Il successo del turismo lento e quindi dei «cammini» si sviluppa rapidamente: direzione e coordinamento fanno capo al Ministero della Cultura (MiC) che, proprio per la forte valenza culturale di questo settore, non lo ha ceduto al neonato Ministero del Turismo. Tra questi percorsi è ora in primo piano la «Via di Francesco» tracciato nel cuore verde d’Italia: tra Toscana e Umbria, incrocia i luoghi nei quali otto secoli fa il «patrono d’Italia» san Francesco (1182-1226) è vissuto, ha camminato e predicato.

Il progetto di attrezzare e arricchire per pellegrini e turisti un «cammino» di Francesco ha come sponsor le Regioni interessate e lo stesso MiC che, per la parte toscana, lo sta finanziando con 2,4 milioni di euro destinati ai 26 Comuni che partecipano al progetto. Capofila sono Arezzo e il Comune di Chiusi della Verna. Coordina la realizzazione del progetto l’architetto casentinese Roberta Fabbrini. Ci informa che si tratta della messa in sicurezza del «cammino» che verrà attrezzato con cartelli indicatori mentre sono in corso i lavori per 31 punti informativi. Verranno creati luoghi di accoglienza e ospitalità anche «a offerta libera», e la manutenzione del percorso sarà garantita soprattutto grazie alle locali associazioni di volontari.

Portale d’ingresso alla Via di Francesco sarà la chiesa francescana di Santa Croce a Firenze, da dove secoli fa i primi pellegrini partivano per incontrare Francesco nel suo eremo, tra grotte e boschi, là dove aveva ricevuto le stimmate e dove sorge il grande santuario francescano della Verna. Da Firenze il «cammino» sale verso i monti, si sdoppia in due itinerari alternativi e in circa 200 chilometri arriva in Umbria, ad Assisi, dove Francesco è nato.

Gli antichi sentieri, tuttora aperti e percorribili, attraversano i boschi del Parco nazionale delle Foreste Casentinesi, Monte Falterona e Campigna, a cavallo del crinale appenninico, uno dei parchi più estesi d’Italia (36mila ettari). Una parte di queste foreste forma la Riserva Integrale di Sasso Fratino, fitta di faggete secolari, Patrimonio dell’Umanità Unesco. Lungo quei percorsi si incontrano paesi intatti, nella loro antica struttura urbana.

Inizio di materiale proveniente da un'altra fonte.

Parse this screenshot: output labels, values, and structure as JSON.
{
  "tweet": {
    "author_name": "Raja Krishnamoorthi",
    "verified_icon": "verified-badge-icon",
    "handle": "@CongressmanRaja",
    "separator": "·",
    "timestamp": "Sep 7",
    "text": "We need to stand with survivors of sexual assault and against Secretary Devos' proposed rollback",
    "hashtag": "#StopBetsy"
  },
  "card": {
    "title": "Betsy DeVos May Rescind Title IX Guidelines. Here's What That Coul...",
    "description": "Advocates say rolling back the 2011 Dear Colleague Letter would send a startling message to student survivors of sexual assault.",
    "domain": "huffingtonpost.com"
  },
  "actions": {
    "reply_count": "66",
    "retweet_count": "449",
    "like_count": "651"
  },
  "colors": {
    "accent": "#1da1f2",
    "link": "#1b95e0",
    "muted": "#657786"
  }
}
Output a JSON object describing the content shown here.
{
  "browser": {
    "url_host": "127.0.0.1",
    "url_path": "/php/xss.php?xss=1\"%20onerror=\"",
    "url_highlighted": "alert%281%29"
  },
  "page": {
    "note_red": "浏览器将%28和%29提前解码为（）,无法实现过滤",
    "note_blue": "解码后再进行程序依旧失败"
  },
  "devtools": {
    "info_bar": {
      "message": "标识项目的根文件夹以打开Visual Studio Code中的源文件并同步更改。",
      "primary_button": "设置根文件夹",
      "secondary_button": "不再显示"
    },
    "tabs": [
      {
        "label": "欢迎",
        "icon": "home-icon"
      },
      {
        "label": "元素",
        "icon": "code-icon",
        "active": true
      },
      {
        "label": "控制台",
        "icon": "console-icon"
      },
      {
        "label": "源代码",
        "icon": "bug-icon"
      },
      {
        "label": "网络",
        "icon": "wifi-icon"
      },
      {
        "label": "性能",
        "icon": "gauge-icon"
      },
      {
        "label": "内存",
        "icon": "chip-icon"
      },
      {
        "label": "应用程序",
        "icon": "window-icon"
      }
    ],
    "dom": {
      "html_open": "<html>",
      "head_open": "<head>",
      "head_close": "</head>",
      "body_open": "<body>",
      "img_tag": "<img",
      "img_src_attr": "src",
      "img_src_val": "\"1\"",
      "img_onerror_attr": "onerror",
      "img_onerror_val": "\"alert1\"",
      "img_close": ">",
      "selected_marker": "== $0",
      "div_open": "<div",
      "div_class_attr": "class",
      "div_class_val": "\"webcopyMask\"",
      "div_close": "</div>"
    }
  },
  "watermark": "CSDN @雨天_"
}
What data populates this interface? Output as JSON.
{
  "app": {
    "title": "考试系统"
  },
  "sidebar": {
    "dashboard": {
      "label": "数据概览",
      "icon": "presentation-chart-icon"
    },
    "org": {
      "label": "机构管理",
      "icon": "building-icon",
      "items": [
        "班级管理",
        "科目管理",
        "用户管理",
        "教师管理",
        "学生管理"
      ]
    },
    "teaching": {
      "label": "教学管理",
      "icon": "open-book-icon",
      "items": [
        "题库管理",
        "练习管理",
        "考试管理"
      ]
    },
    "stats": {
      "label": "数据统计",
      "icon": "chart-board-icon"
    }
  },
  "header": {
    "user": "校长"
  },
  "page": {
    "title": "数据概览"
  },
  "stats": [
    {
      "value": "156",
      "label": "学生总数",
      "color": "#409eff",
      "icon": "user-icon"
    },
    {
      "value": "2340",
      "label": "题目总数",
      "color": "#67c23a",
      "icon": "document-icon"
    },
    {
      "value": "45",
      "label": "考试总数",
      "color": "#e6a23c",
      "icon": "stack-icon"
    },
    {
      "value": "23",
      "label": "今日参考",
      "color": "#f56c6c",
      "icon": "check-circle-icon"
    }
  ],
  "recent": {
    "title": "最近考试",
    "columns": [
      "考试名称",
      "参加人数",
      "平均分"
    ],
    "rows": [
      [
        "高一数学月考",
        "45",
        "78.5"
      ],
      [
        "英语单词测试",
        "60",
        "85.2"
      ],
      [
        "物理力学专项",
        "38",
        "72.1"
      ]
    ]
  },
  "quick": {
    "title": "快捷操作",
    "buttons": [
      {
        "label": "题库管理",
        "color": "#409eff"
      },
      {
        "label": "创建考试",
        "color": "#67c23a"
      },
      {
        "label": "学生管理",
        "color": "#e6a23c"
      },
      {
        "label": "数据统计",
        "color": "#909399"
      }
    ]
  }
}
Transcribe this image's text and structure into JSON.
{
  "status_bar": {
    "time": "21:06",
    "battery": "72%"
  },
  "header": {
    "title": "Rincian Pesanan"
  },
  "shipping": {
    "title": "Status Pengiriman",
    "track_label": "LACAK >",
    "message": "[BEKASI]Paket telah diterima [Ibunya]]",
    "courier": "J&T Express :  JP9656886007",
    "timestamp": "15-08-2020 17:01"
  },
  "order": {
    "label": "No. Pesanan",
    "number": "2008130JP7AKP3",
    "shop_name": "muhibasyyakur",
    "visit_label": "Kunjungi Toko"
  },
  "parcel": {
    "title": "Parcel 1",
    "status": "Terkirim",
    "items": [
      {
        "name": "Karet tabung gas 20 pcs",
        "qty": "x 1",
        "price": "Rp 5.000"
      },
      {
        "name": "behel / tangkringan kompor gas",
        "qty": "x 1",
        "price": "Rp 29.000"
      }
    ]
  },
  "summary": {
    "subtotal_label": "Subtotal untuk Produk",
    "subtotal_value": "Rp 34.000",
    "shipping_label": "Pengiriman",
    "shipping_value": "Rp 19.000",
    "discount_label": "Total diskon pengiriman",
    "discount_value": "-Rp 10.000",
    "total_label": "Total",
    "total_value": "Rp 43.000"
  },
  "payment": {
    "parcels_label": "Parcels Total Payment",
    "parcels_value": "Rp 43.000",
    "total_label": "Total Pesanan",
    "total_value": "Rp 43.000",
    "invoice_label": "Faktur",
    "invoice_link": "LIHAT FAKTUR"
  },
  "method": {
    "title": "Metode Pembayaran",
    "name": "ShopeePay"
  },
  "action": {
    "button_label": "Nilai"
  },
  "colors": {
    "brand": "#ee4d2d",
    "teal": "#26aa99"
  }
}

Due esempi nell’alta valle dell’Arno: Stia con la scenografica piazza porticata, che nella pieve del 1100 conserva preziosi dipinti di Bicci di Lorenzo, tavole del XIII secolo e terrecotte invetriate di Andrea della Robbia; quindi la medievale Poppi, nel 1289 teatro della battaglia di Campaldino alla quale partecipò anche Dante Alighieri, dominata dal castello dei conti Guidi con gli affreschi trecenteschi di Taddeo Gaddi, allievo di Giotto.

Lungo il percorso, si incontra l’Eremo di Camaldoli, amato e frequentato da Dante e dall’Ariosto. Più a sud, aperti ai pellegrini, tappe da non perdere sono l’imponente complesso francescano delle Celle di Cortona e l’Eremo del Cerbaiolo, presso Pieve di Santo Stefano. Meta spettacolare è il grande Santuario francescano della Verna, con magnifici panorami, importanti opere d’arte dei Della Robbia e mura affrescate.

La «via» tocca poi San Sepolcro, il paese di Piero della Francesca, e quindi passa in Umbria, dove accolgono i pellegrini le mete francescane più famose: Gubbio e Assisi con i loro grandi tesori d’arte. Si prosegue poi per Roma, punto d’arrivo naturale della Via di Francesco.